La bêtise et l'absence de goût ne sont pas les seuls ennemis des beaux paysages, il y a aussi ce qu'on est convenu d'adorer sous le nom général de science. Il suffit de quelques pylônes «judicieusement» placés pour détruire toute beauté, qu'elle soit subtile ou plantureuse. Il est à remarquer que les pylônes sont toujours «judicieusement» placés. Ils sont toujours au «beau milieu». Et là, rien à faire! Qu'il soit clair, qu'il soit manifeste qu'on est en train de détruire un héritage de grande valeur, on vous répondra: «c'est le progrès!»

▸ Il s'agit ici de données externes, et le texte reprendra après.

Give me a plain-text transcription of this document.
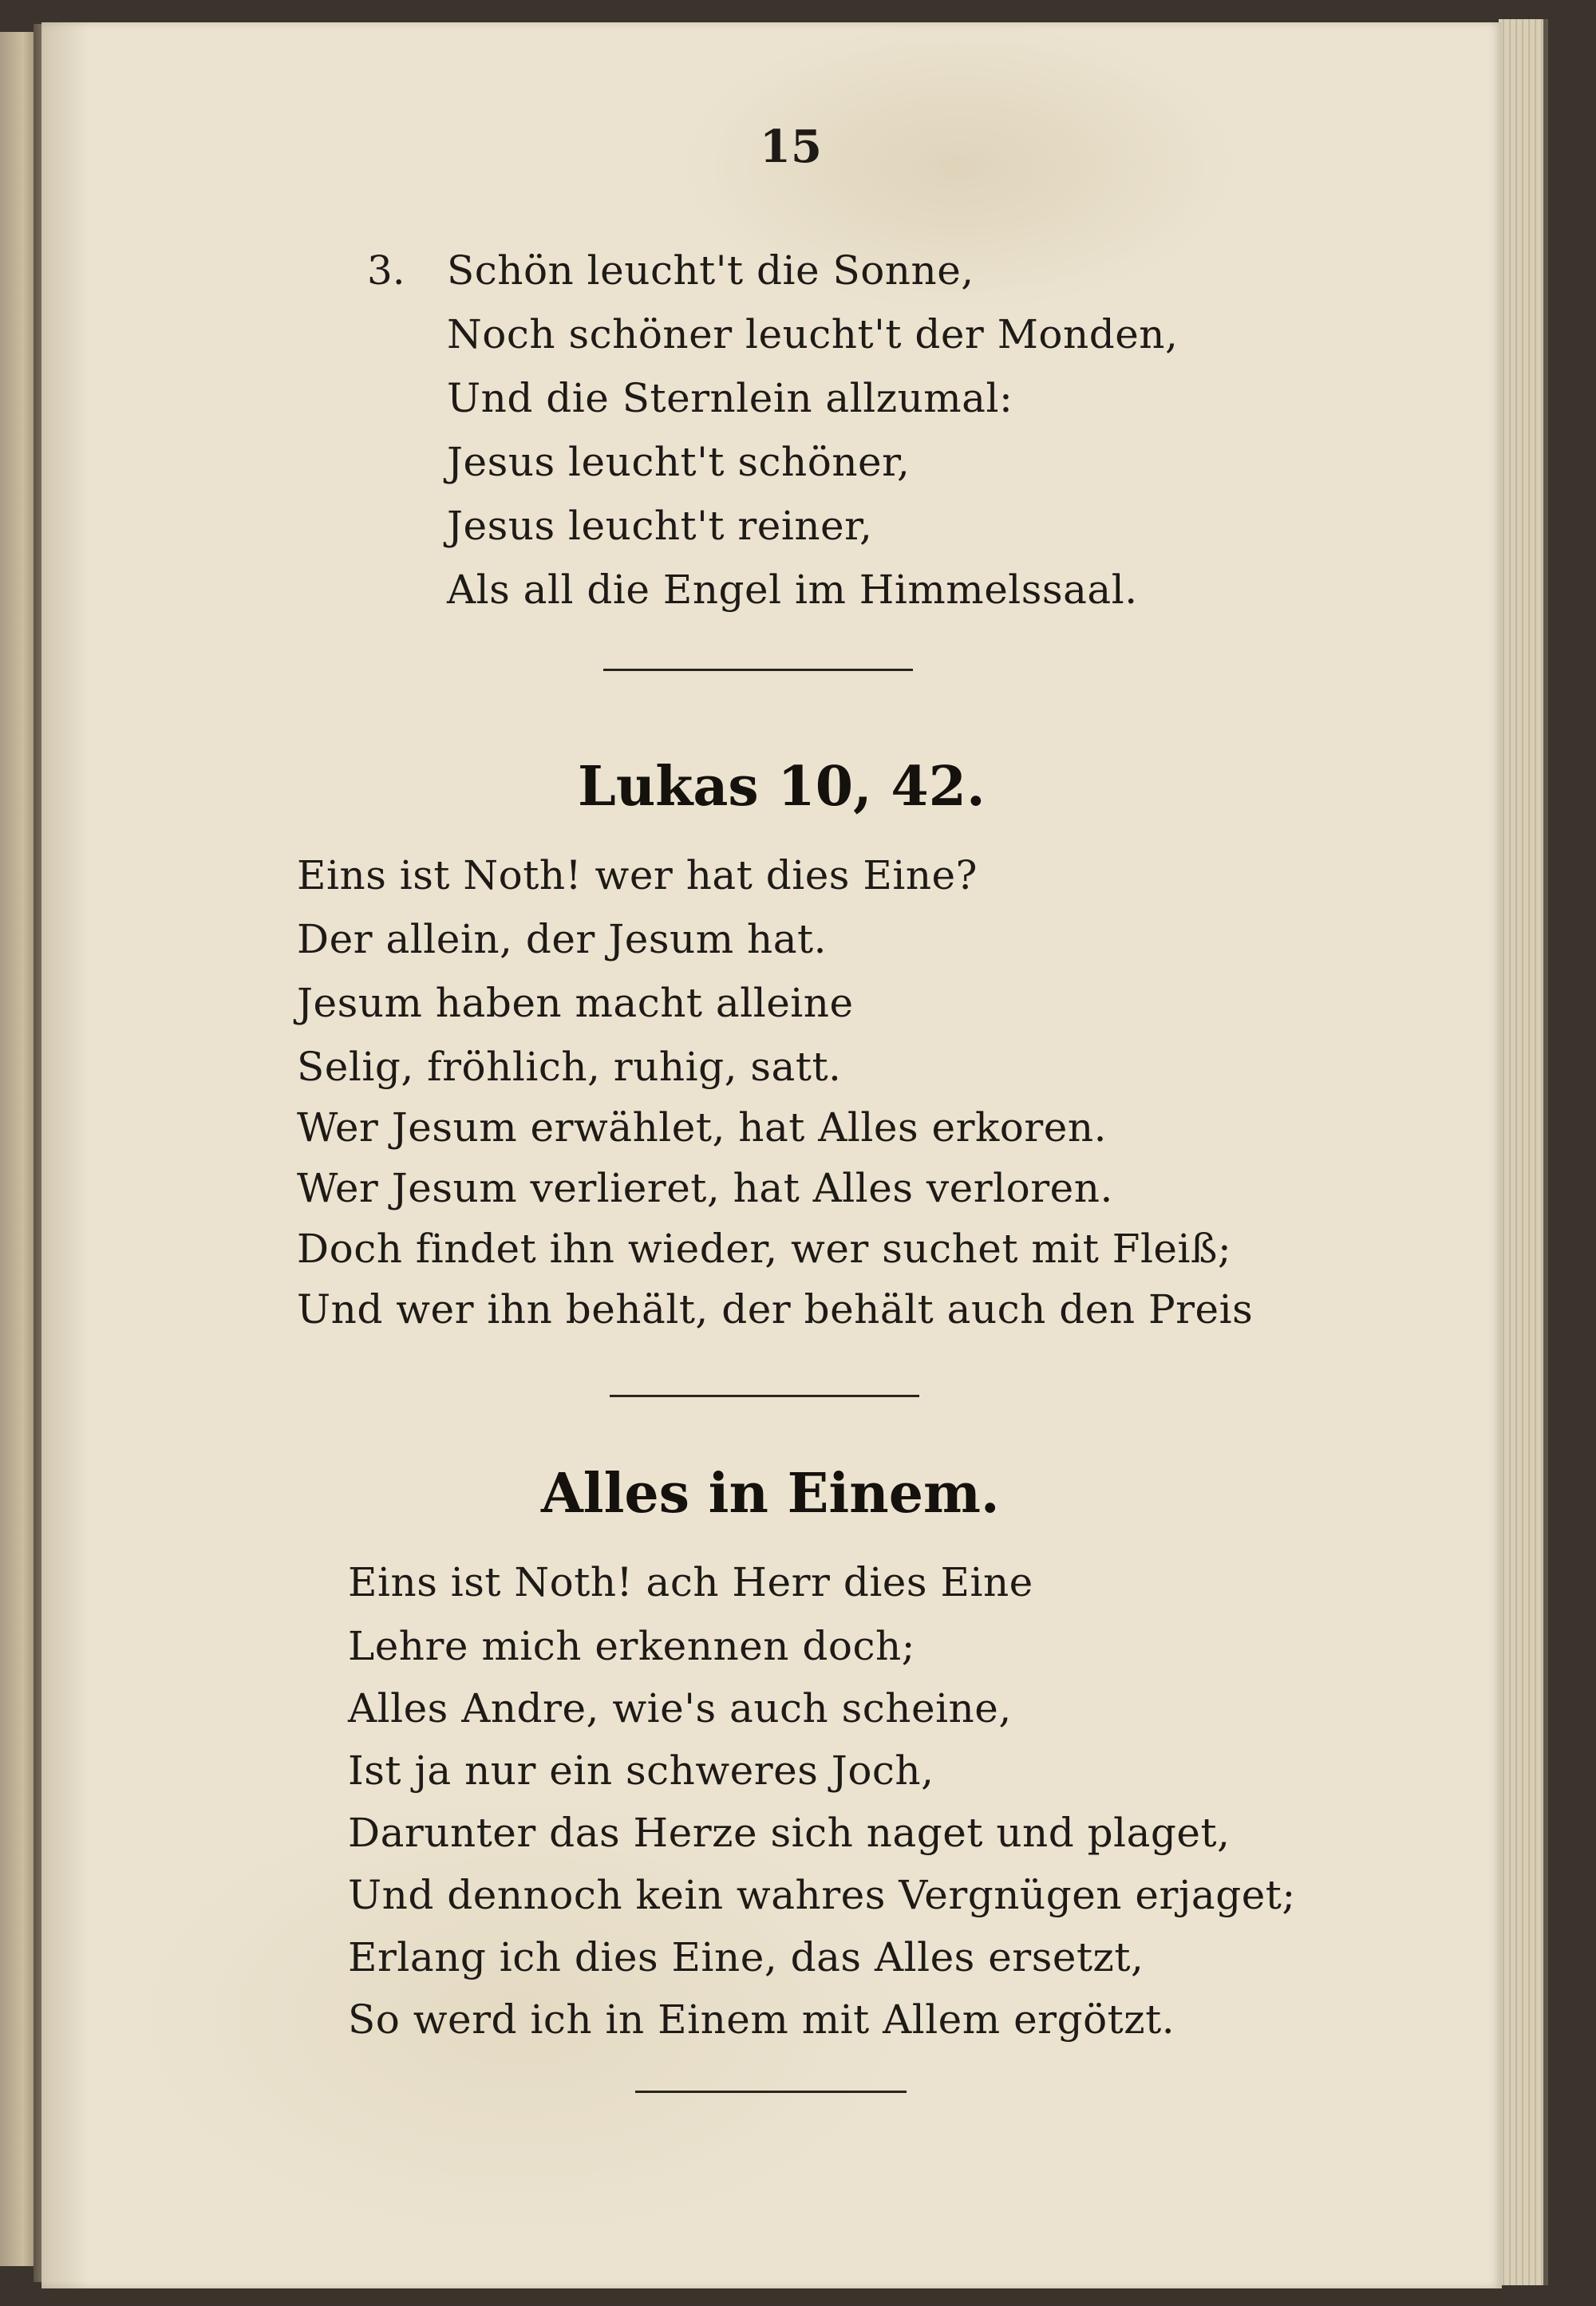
15
3. Schön leucht't die Sonne,
Noch schöner leucht't der Monden,
Und die Sternlein allzumal:
Jesus leucht't schöner,
Jesus leucht't reiner,
Als all die Engel im Himmelssaal.
Lukas 10, 42.
Eins ist Noth! wer hat dies Eine?
Der allein, der Jesum hat.
Jesum haben macht alleine
Selig, fröhlich, ruhig, satt.
Wer Jesum erwählet, hat Alles erkoren.
Wer Jesum verlieret, hat Alles verloren.
Doch findet ihn wieder, wer suchet mit Fleiß;
Und wer ihn behält, der behält auch den Preis
Alles in Einem.
Eins ist Noth! ach Herr dies Eine
Lehre mich erkennen doch;
Alles Andre, wie's auch scheine,
Ist ja nur ein schweres Joch,
Darunter das Herze sich naget und plaget,
Und dennoch kein wahres Vergnügen erjaget;
Erlang ich dies Eine, das Alles ersetzt,
So werd ich in Einem mit Allem ergötzt.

Eh bien non, ce n'est pas le progrès. Il n'est pas vrai que quoi que ce soit puisse progresser en allant de beauté en laideur. Il n'est pas vrai que nous n'ayons besoin que d'acier bien trempé, d'automobiles, de tracteurs, de frigidaires, d'éclairage électrique, d'autoroutes, de confort scientifique. Je sais que tous ces robots facilitent la vie, je m'en sers moi-même abondamment, comme tout le monde. Mais l'homme a besoin aussi de confort spirituel. La beauté est la charpente de son âme. Sans elle, demain, il se suicidera dans les palais de sa vie automatique.
QUESTIONS (10 points)
1. Sur quel argument Giono fonde-t-il la défense du pittoresque qui a sa préférence? Dans quelle mesure cet argument peut-il être considéré comme paradoxal? (3 pts)
2. Comment, dans le deuxième paragraphe, Giono donne-t-il du poids à sa thèse? (4 pts)
3. Sur quel argument à valeur générale débouche la réflexion de l'auteur sur le pittoresque? Quelle formule vous semble particulièrement frappante à cet égard et pourquoi? (3 pts)
TRAVAIL DÉCRITURE (10 points)
Vous direz, dans un développement composé et argumenté, s'il vous semble justifié que l'on puisse opposer la beauté au progrès.